The values below are computed based on dictionary/5, which aims to include words more commonly used in the English language. You should verify that the resulting wordlist contains appropriate values for your use-case.
By default, jazzy-fish ships with the following wordlists:
For a more seldom generation frequency, use one of the following wordlists:
[ 46 years at 1/s ] [ 1,457,033,600] ('adverb', 'verb', 'adjective', 'noun' ) for prefix: '01 ' [SEQ] - 8-byte ID, sequential abbreviation
[ 87 years at 1/s ] [ 2,740,628,480] ('verb', 'adjective', 'noun' ) for prefix: '012 ' [SEQ] - 9-byte ID, sequential abbreviation
[ 400 years at 1/s ] [ 12,615,189,300] ('verb', 'adjective', 'noun' ) for prefix: '024 ' [RND] - largest 9 byte ID
[ 852 years at 1/s ] [ 26,862,324,450] ('verb', 'adjective', 'noun' ) for prefix: '1234 ' [RND] - 12-byte ID
[ 869 years at 1/s ] [ 27,399,835,008] ('adverb', 'verb', 'adjective', 'noun' ) for prefix: '02 ' [RND] - largest 8-byte ID
[ 38,238 years at 1/s ] [ 1,205,876,531,200] ('adverb', 'verb', 'adjective', 'noun' ) for prefix: '012 ' [SEQ] - 12-byte ID, sequential abbreviation
[ 197,212 years at 1/s ] [ 6,219,288,324,900] ('adverb', 'verb', 'adjective', 'noun' ) for prefix: '024 ' [RND] - largest 12-byte ID
[ 543,674 years at 1/s ] [ 17,145,317,425,600] ('adverb', 'adjective', 'verb', 'noun' ) for prefix: '0123 ' [SEQ] - 16-byte ID, sequential abbreviation
[ 1,098,369 years at 1/s ] [ 34,638,169,276,128] ('adverb', 'verb', 'adjective', 'noun' ) for prefix: '01234 ' [SEQ] - 20-byte ID, sequential abbreviation
If you require a volume of identifiers that can sustain millisecond-frequency generation, use one of the following wordlists:
[ 197 years at 1/ms] [ 6,219,288,324,900] ('adverb', 'verb', 'adjective', 'noun' ) for prefix: '024 ' [RND] - largest 12-byte ID
[ 544 years at 1/ms] [ 17,145,317,425,600] ('adverb', 'adjective', 'verb', 'noun' ) for prefix: '0123 ' [SEQ] - 16-byte ID, sequential abbreviation
[ 762 years at 1/ms] [ 24,016,903,475,712] ('adverb', 'verb', 'adjective', 'noun' ) for prefix: '0234 ' [RND] - largest 16-byte ID
[ 1,098 years at 1/ms] [ 34,638,169,276,128] ('adverb', 'verb', 'adjective', 'noun' ) for prefix: '01234 ' [SEQ] - largest 20-byte ID, sequential abbreviation
The jazzy_fish_tools package contains code that can process dictionaries and generate all combinations of wordlists, abbreviations of a given length, and character positions chosen for the abbreviation. These can help users infer the best choice depending on their use-case.

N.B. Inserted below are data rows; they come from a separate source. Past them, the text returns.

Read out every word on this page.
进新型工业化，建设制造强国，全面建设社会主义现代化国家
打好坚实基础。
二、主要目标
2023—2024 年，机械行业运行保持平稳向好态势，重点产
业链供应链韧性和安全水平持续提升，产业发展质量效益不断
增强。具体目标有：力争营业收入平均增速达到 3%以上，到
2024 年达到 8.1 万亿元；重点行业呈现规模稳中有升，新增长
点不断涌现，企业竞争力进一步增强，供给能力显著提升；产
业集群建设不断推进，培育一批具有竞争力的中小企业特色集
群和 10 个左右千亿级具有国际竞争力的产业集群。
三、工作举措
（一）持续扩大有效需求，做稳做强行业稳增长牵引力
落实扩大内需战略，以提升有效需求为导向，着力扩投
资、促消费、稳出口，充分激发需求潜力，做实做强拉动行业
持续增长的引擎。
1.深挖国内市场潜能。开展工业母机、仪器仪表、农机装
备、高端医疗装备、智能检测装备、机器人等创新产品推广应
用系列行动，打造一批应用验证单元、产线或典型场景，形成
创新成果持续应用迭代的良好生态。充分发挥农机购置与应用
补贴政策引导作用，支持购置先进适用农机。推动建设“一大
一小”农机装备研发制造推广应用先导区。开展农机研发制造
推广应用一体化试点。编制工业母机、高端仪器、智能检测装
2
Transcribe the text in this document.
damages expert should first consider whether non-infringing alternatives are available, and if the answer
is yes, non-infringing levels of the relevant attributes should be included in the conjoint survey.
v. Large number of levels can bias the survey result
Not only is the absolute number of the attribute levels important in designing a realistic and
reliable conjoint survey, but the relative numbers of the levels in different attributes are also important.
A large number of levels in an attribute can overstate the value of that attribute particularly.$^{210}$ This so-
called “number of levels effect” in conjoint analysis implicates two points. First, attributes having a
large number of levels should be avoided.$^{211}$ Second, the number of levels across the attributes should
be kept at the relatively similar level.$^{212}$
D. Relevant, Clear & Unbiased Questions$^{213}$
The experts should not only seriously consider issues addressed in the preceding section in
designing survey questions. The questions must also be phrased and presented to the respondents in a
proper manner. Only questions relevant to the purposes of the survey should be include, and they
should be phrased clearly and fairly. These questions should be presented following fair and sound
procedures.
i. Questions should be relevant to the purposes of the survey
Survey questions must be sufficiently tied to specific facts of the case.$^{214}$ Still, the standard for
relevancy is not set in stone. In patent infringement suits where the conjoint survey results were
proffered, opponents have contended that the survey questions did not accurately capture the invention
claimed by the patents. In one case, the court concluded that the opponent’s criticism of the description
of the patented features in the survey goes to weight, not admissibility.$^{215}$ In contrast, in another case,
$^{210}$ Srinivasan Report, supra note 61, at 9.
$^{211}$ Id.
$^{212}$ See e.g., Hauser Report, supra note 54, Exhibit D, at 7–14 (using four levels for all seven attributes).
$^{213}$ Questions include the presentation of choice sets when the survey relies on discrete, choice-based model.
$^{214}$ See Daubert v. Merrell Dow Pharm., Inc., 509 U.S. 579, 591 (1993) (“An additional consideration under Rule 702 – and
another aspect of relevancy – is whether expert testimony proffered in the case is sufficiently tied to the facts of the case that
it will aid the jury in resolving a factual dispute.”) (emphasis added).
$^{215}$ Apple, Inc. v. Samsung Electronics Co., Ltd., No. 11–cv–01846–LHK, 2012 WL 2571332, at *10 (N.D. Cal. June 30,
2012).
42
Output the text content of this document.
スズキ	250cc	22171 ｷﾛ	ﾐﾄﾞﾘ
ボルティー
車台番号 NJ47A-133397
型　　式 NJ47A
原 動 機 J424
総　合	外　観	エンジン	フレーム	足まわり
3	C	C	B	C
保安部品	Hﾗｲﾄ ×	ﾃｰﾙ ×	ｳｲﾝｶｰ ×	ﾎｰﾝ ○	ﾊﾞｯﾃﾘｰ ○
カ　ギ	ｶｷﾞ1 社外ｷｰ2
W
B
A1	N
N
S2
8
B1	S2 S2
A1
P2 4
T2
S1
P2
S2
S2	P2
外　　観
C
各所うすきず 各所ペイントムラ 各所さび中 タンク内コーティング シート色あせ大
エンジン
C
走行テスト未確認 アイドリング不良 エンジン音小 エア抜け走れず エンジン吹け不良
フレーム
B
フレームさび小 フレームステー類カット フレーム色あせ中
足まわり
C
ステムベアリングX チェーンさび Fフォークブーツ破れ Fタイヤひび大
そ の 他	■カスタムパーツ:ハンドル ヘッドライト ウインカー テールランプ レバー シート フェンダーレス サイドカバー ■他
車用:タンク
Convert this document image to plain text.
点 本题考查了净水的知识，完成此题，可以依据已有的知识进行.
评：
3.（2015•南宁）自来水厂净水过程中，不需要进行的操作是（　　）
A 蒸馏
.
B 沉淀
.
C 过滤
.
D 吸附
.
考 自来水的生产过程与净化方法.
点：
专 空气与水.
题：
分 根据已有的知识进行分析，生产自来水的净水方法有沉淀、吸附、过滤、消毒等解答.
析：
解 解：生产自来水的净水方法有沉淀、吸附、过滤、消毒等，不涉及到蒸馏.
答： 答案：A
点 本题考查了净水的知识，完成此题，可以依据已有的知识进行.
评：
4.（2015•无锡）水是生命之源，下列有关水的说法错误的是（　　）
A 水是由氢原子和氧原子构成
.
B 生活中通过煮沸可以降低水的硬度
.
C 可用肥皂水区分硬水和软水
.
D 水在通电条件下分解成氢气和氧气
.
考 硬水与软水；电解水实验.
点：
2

First, install CLI dependencies:
pip install jazzy-fish[cli]
Then, call generate-wordlists PATH_TO_DICTIONARY_DIR to generate all possible combinations.
The resulting wordlists will be stored in out/processed
.
If you want to generate wordlists using a dictionary of your choosing, use the clean-dictionary PATH_TO_DICTIONARY_DIR script to sanitize the inputs (in-place). Consult one of the included dictionaries (dictionary/) to determine the required file structure.